The DPA news agency also reported officials from the plane's departure airport, Ouagadougou in Burkina Faso, as saying that French aircraft crew had spotted the wreckage.

The French Foreign Ministry had earlier announced that flight AH5017 - which was carrying 116 people - was thought to have crashed after going missing over the Sahara Desert. At least 50 of the plane's passengers were believed to have been French nationals.

French Foreign Minister Laurent Fabius said officials were examining every possible cause for the plane's disappearance over Mali.

"We cannot, we must not exclude any hypothesis ..." Fabius told French television, reiterating that the plane had diverted its route because of bad weather.

Some 24 citizens of Burkina Faso and six flight crew members from Spain were onboard the plane. The remaining passengers were from more than a dozen other countries - including eight Lebanese, six Algerians, five Canadians, four Germans and two Luxembourg nationals. One victim each was understood to have come from Belgium, Cameroon, Egypt, Niger, Romania, Switzerland and Ukraine.

Flight over restive zone

The McDonnell 83 aircraft disappeared at 0155 UTC while flying over the region around Gao, which French-led forces last year seized from Islamist militants who had taken control of Mali's north. The plane, which was heading for the Algerian capital, Algiers, sent its last message about half an hour earlier, asking Niger's air control to change its route because of heavy rains in the area.
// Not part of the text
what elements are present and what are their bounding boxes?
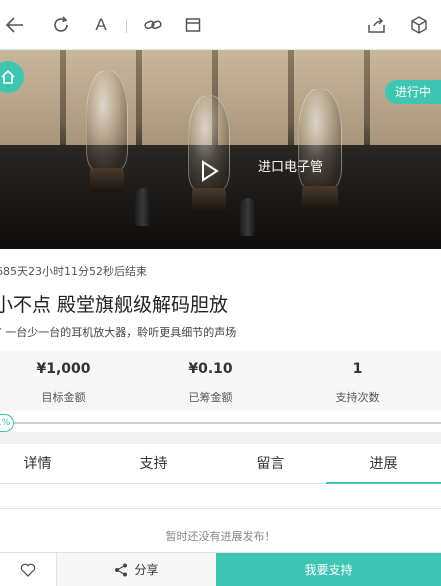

The head of Mali's emergency investigation into the plane's disappearance, General Gilbert Diendere said the plane had been seen falling from the sky near to the town of Gossi, some 200 kilometers (125 miles) southwest of the city of Gao.

News of the wreckage in Mali came as President Keita announced a peace deal between the government and Tuareg rebels in the north - potentially ending decades of conflict in the area. The deal was signed following a week of talks in Algiers.

The country's worst air disaster to date occurred in 2003, when an Air Algerie passenger plane crashed shortly after takeoff near the southern city of Tamanrasset after one of its engines cut out. All but one of the 103 people on board were killed.

In February of this year, an Algerian C-130 military aircraft crashed into the mountains in northeastern Algeria, killing more than 70 people.